Monday, December 06, 2010

Almost finished another one this weekend

A study by Michelangelo for one of his ignudi for the Sistine Chapel.

I've solved the problem of finding inexpensive prints of the great painters to copy. The ones in books are fine but they tend to be very small, and small is difficult.

Solution? Calendars. There are a lot of Italian art calendars around this town.


My idea lately is to try to learn to eyeball as much of it as possible, using the plumbline to plot points as little as I can. I started the contour outline with just about ten plotted points.




Then as the contour line was finished, I mostly did the halftones and cast shadows by eye.


The face will need some serious point-plotting however. I had to re-do that mouth about three times, which in sanguine is really problematic, since once you have erased it is very difficult to get the pencil to lay down a mark over the erased bits.

The suddenly-disappearing-line: one of the exciting quirks of sanguine pencils. Scrub at it as much as you like, no line will appear on any surface that has been interrupted with erasing, or has had too much oil rubbed into it from your fingers.


I think I'll be buying a mahl stick soon too, since I ended up using a square of tissue, held in the crook of my little finger so I could rest my hand on the page without marking it or smudging.

I toned the lighest parts, the left forearm, the right thigh, where the light fell, using sanguine powder I collected when I was sharpening my pencil with sand paper. I just took a little watercolour brush and dusted it as evenly as I could. I found that with the lighest parts, the untoned paper left too high a contrast and the cool tone of the greyscale paper looked just a little odd with the warm tone of the sanguine. I tried it at first just because it seemed a shame to throw away all that sanguine powder. Now I think I'm going to collect it in a little jar and keep it around.


I found that I just couldn't get a dark enough mark with the sanguine pencil for the darkest shadows, so I cheated a little and shaded in the darker contrasts with an HB. I wondered how Michelangelo managed to get such dark lines but thought he was probably using a stick of pure sanguine, rather than a modern manufactured pencil and that I had no idea how big the original was.
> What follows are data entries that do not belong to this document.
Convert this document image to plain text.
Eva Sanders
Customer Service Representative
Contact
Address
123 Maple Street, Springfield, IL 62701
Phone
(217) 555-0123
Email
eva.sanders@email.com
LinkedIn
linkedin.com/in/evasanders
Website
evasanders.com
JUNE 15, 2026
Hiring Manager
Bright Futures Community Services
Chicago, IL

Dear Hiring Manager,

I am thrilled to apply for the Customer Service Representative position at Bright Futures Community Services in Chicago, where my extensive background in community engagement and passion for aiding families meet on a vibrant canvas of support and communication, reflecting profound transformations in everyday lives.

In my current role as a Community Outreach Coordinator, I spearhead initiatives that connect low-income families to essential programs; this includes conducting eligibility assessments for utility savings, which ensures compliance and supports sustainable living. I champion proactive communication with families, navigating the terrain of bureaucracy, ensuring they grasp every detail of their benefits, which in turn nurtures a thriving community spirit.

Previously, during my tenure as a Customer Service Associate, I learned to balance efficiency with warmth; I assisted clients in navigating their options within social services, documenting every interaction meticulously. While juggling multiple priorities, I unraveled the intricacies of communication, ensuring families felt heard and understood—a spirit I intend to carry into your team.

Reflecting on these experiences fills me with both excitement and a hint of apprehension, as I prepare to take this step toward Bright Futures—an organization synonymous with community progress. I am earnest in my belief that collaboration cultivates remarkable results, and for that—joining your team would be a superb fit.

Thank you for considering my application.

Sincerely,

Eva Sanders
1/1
For all I knew, the original was big enough to use a sanguine stick as thick as my thumb that would make very dark marks. Or maybe he used a bit of charcoal on the darker bits and blended them together.



Going to try to finish tomorrow.

I've discovered that sanguine is an incredible pain in the butt to work with, but I like the results so much that I think I'm going to stick with it. Graphite is easier but not nearly so pleasing.


My pencil collection. I go through odd phases where I obsessively buy HBs.


Andrea working. She hates having her picture taken, but I thought this was a good one. And it gives a nice idea of the calm and quiet atmpshere in the studio. Outside, the Big City roars and rages; inside all is calm and good sense.


The tomb of Blessed Fra Angelico in Santa Maria Sopra Minerva, my favourite of the Big Churches in Rome.

5 comments:

S. Petersen said...

Your work is very fine. Some of us seem to do so little but you are good at art and blogging and, presumably, are a good Catholic. And you're staying in Italy.

Hilary Jane Margaret White said...

Never presume.

Louise said...

Love the photo of Andrea. Why do I think Vermeer?

hjw said...

cause you saw that movie?

Louise said...

That must be it. For whatever reason, it is a lovely photograph.